Abstract
With extensive use of the Internet in recent years, massive amounts of data related to different topics and developments have been generated and shared online. The advent of social media like Twitter, Facebook, and Reddit has accelerated the communication between people of all colors, nations, and languages. Though the platform exists, communication barriers still exist due to languages. Many researchers are trying to solve this through various methods.
India is a land of multiple languages, and a majority of people are multilingual and tend to mix words from different languages in written text and also in speech. India has twenty-three significant languages with over seven hundred and twenty dialects. Kannada is a Dravidian language, and it is one of the four main Dravidian languages, and it is one of the top 30 most spoken languages of the world, with its own independent script and over fifty million speakers. With recent surges in developments in machine learning, understanding the language, and thus resulting in a wide variety of applications for resource-rich languages. In resource-rich languages, a considerable amount of work has been performed.
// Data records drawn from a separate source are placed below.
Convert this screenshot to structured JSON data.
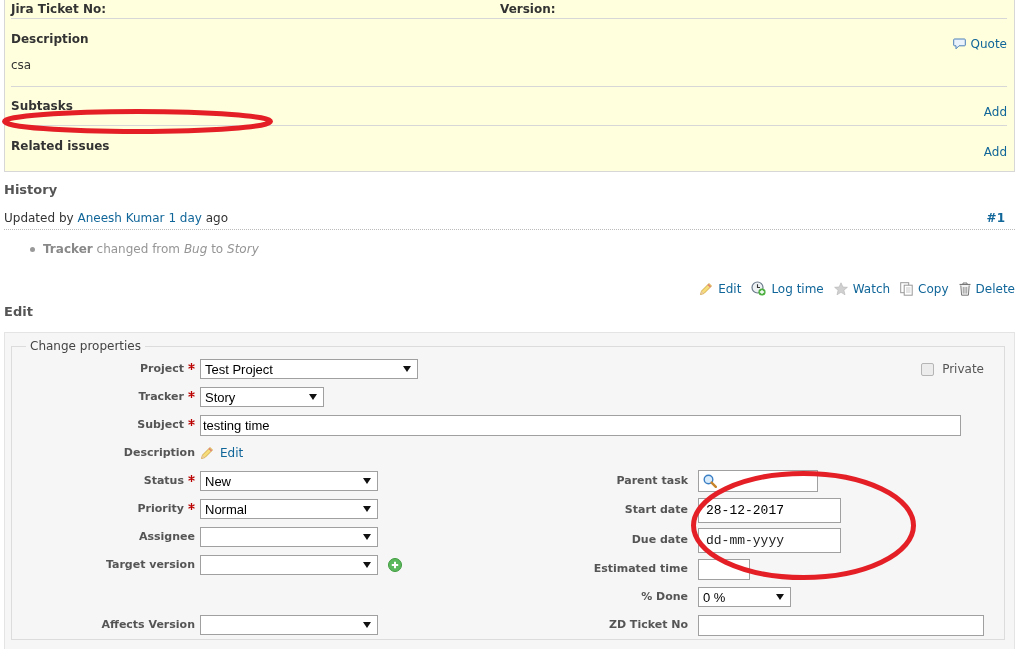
{
  "issue": {
    "top_fields": [
      {
        "label": "Jira Ticket No:"
      },
      {
        "label": "Version:"
      }
    ],
    "description": {
      "heading": "Description",
      "quote": "Quote",
      "text": "csa"
    },
    "sections": [
      {
        "heading": "Subtasks",
        "action": "Add"
      },
      {
        "heading": "Related issues",
        "action": "Add"
      }
    ]
  },
  "history": {
    "heading": "History",
    "journals": [
      {
        "updated_by": "Updated by",
        "author": "Aneesh Kumar",
        "age": "1 day",
        "ago": "ago",
        "number": "#1",
        "changes": [
          "**Tracker** changed from *Bug* to *Story*"
        ]
      }
    ]
  },
  "actions": [
    {
      "kind": "edit",
      "label": "Edit"
    },
    {
      "kind": "log_time",
      "label": "Log time"
    },
    {
      "kind": "watch",
      "label": "Watch"
    },
    {
      "kind": "copy",
      "label": "Copy"
    },
    {
      "kind": "delete",
      "label": "Delete"
    }
  ],
  "edit": {
    "heading": "Edit",
    "legend": "Change properties",
    "private": {
      "label": "Private",
      "checked": false
    },
    "main_fields": [
      {
        "kind": "select",
        "label": "Project",
        "required": true,
        "value": "Test Project"
      },
      {
        "kind": "select",
        "label": "Tracker",
        "required": true,
        "value": "Story"
      },
      {
        "kind": "text",
        "label": "Subject",
        "required": true,
        "value": "testing time"
      },
      {
        "kind": "edit_link",
        "label": "Description",
        "required": false,
        "link": "Edit"
      }
    ],
    "left_fields": [
      {
        "kind": "select",
        "label": "Status",
        "required": true,
        "value": "New",
        "addable": false
      },
      {
        "kind": "select",
        "label": "Priority",
        "required": true,
        "value": "Normal",
        "addable": false
      },
      {
        "kind": "select",
        "label": "Assignee",
        "required": false,
        "addable": false
      },
      {
        "kind": "select",
        "label": "Target version",
        "required": false,
        "addable": true
      }
    ],
    "right_fields": [
      {
        "kind": "search",
        "label": "Parent task",
        "required": false
      },
      {
        "kind": "date",
        "label": "Start date",
        "required": false,
        "value": "28-12-2017"
      },
      {
        "kind": "date",
        "label": "Due date",
        "required": false,
        "placeholder": "dd-mm-yyyy"
      },
      {
        "kind": "text",
        "label": "Estimated time",
        "required": false
      },
      {
        "kind": "select",
        "label": "% Done",
        "required": false,
        "value": "0 %"
      }
    ],
    "custom_left": [
      {
        "kind": "select",
        "label": "Affects Version",
        "required": false
      }
    ],
    "custom_right": [
      {
        "kind": "text",
        "label": "ZD Ticket No",
        "required": false
      }
    ]
  }
}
The same is not true for low-resource languages or even Code-mixed low-resource languages. Kannada is one of such low-resource languages. In this thesis, we aim to focus on the research areas related to the Kannada-English Code-mixed domain. We present corpora in Kannada-English Code-mixed Twitter data and their analysis in the areas of Emotion Prediction and Parts-of-Speech Tagging, respectively.
In the first part, we present the corpus for Emotion Prediction in Kannada-English Code-mixed data. This is, to the best of our knowledge, the first corpus in this field. Identification and analysis of emotions in user-generated data in social media like Twitter, Facebook, Reddit, etc., is essential in understanding
the daily trends and human behavior. There has been work done on Code-mixed social media corpus but not on emotion prediction of Kannada-English Code-mixed Twitter data. We analyze the problem of emotion prediction on corpus obtained from Code-mixed KannadaEnglish extracted from Twitter annotated with their respective ‘Emotion’ for each tweet. We experimented with machine learning prediction models using features like Character N-Grams, Word NGrams, Repetitive characters, and others on Support Vector Machines(SVM) and Long Short term Memory Network(LSTM) on our corpus. In the second part, we present the corpus in Kannada-English Code-mixed data for Parts-of-Speech Tagging. This is, to the best of our knowledge, the first corpus in this field. Part-of-Speech (POS) is essential for many Natural Language Processing (NLP) applications. There has been a significant amount
of work done in POS tagging for resource-rich languages. POS tagging is an essential phase of text analysis in understanding the semantics and context of language. These tags are useful for higher-level tasks such as building parse trees, which can be used for Named Entity Recognition, Coreference resolution, Sentiment Analysis, and Question Answering. There has been work done on Code-mixed social media corpus but not on POS tagging of KannadaEnglish Code-mixed data. Here, we present Kannada-English Code-mixed social media corpus annotated with corresponding POS tags. We also experimented with machine learning classification models Conditional Random Fields(CRF), Bidirectional Long Short term Memory Network(Bi-LSTM), and
Bidirectional Long Short term Memory Network-Conditional Random Fields(Bi-LSTM-CRF) models on our corpus.